# Diagonal Matrix – Definition and Examples

Here you will learn what is the diagonal matrix definition and order of diagonal matrix with examples.

Let’s begin –

## Diagonal Matrix

Definition : A square matrix A = $$[a_{ij}]_{n\times n}$$ is called a diagonal matrix if all the elements, except those in the leading diagonal, are zero

i.e. $$a_{ij}$$ = 0  for all i $$\ne$$ j.

A diagonal matrix of order $$n \times n$$ having $$d_1$$, $$d_2$$, …. , $$d_n$$ as diagonal elements is denoted by $$diag[d_1, d_2, …. , d_n]$$.

## Examples :

1). $$\begin{bmatrix} 1 & 0 & 0 \\ 0 & 2 & 0 \\ 0 & 0 & 3 \end{bmatrix}$$ is a diagonal matrix.

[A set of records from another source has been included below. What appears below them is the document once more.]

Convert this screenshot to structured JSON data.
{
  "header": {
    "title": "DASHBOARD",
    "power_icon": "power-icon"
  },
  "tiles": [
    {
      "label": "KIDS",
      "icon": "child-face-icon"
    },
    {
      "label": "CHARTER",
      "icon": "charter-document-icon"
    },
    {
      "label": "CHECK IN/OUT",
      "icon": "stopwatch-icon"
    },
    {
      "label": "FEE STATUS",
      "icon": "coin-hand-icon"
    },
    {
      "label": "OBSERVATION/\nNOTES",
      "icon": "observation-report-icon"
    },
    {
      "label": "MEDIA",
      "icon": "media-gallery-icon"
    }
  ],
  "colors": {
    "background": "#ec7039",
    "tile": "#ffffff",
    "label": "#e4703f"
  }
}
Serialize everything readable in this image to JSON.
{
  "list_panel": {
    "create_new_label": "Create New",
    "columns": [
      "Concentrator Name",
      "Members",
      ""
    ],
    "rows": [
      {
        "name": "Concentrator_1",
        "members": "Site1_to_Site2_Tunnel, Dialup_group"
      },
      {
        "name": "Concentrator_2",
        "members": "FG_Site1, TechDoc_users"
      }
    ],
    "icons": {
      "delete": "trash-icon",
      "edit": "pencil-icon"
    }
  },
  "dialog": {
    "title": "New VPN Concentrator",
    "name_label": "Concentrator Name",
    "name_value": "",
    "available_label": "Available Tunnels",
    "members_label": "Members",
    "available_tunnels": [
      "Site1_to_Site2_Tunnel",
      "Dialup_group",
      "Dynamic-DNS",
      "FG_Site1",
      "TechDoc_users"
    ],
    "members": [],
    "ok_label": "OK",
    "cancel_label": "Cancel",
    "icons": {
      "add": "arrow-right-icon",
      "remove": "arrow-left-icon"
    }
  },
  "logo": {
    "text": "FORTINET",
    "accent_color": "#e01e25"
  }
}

The order of above matrix is $$3 \times 3$$ and it is denoted by diag[1, 2, 3].

2). $$\begin{bmatrix} 2 & 0 \\ 0 & -2 \end{bmatrix}$$ is a diagonal matrix.

The order of above matrix is $$2 \times 2$$ and it is denoted by diag[2, -2].

3). $$\begin{bmatrix} 1 & 0 & 0 & 0 \\ 0 & 2 & 0 & 0 \\ 0 & 0 & 3 & 0 \\ 0 & 0 & 0 & 4 \end{bmatrix}$$ is a diagonal matrix.

The order of above matrix is $$4 \times 4$$ and it is denoted by diag[1, 2, 3, 4].